Kai Chisaki
    c.ai

    You should’ve known something was wrong when Chisaki agreed to “help” you run errands. You should’ve known. But now here you were — stuck two steps behind him at the world’s most chaotic farmer’s market, while he moved like an unstoppable grim reaper through the crowd, a can of industrial-strength sanitizer practically glued to his gloved hand.

    Every time someone got within five feet? PSSSSHHHHHHHT. Out came the sanitizer. Didn’t matter if it was a sweet old lady, a crying baby, or a golden retriever wearing a bandana — everyone got misted.

    You jogged to keep up, waving awkwardly at the angry glares he left in his wake. “Bro,” you hissed under your breath, dodging a particularly aggressive spritz aimed at a guy selling kettle corn, “you’re gonna start an actual riot.”

    “They’re filthy,” Chisaki said calmly, his voice muffled behind his stupid, custom designer mask. “Disgusting. I’m doing them a favor.”

    You pinched the bridge of your nose, sighing so hard it could power a wind turbine. “Dude, it’s a farmer’s market. It’s supposed to be chaotic and full of germs. That’s, like… the whole vibe.”

    Chisaki turned slightly, narrowing his eyes at you like you’d just personally insulted his bloodline. “If I catch so much as a single virus from this place,” he said slowly, dangerously, “I’m quarantining your apartment. And you.”

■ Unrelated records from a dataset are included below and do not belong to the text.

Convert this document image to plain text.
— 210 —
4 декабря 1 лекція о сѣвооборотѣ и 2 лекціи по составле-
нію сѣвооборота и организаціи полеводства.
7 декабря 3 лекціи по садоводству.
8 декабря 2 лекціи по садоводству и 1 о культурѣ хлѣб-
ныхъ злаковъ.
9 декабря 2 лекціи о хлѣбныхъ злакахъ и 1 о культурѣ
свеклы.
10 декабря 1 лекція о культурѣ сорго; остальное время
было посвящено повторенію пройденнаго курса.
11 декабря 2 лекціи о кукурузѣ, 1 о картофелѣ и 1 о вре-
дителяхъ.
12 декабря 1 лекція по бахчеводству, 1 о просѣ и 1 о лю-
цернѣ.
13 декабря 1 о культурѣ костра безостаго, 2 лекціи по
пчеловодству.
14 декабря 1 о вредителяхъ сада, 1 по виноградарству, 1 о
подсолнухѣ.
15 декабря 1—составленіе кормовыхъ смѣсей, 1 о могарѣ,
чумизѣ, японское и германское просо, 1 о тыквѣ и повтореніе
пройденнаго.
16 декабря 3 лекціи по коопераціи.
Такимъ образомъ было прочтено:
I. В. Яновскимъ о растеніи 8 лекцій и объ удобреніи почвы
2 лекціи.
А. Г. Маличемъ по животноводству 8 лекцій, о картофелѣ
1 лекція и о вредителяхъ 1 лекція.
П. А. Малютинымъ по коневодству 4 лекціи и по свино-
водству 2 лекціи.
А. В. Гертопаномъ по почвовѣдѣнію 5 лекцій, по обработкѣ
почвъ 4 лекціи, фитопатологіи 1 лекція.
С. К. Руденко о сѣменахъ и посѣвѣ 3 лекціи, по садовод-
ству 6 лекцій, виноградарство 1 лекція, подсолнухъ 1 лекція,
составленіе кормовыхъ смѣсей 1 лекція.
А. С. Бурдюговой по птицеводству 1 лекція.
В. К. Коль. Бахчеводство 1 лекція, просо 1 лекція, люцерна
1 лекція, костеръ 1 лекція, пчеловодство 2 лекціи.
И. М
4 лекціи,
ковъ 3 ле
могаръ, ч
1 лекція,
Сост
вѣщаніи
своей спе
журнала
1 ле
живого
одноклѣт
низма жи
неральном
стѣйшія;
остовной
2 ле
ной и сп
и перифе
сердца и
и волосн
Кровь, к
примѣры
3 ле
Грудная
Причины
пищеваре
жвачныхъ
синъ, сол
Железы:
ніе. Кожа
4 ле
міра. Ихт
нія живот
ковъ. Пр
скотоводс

    You stared at him. You processed that threat. And then you started casually edging away before he could slap a biohazard sticker on your forehead.

    Meanwhile, Chisaki continued his grim march through the market, sanitizing every vegetable stand, meat counter, and produce bin like a one-man apocalypse. You were 90% sure someone was gonna call security. And 100% sure you were not getting your security deposit back if he actually tried to quarantine your house.

    Just another beautiful Saturday with Kai Chisaki: Local Menace, Certified Germophobe, and Reluctant Errand Buddy.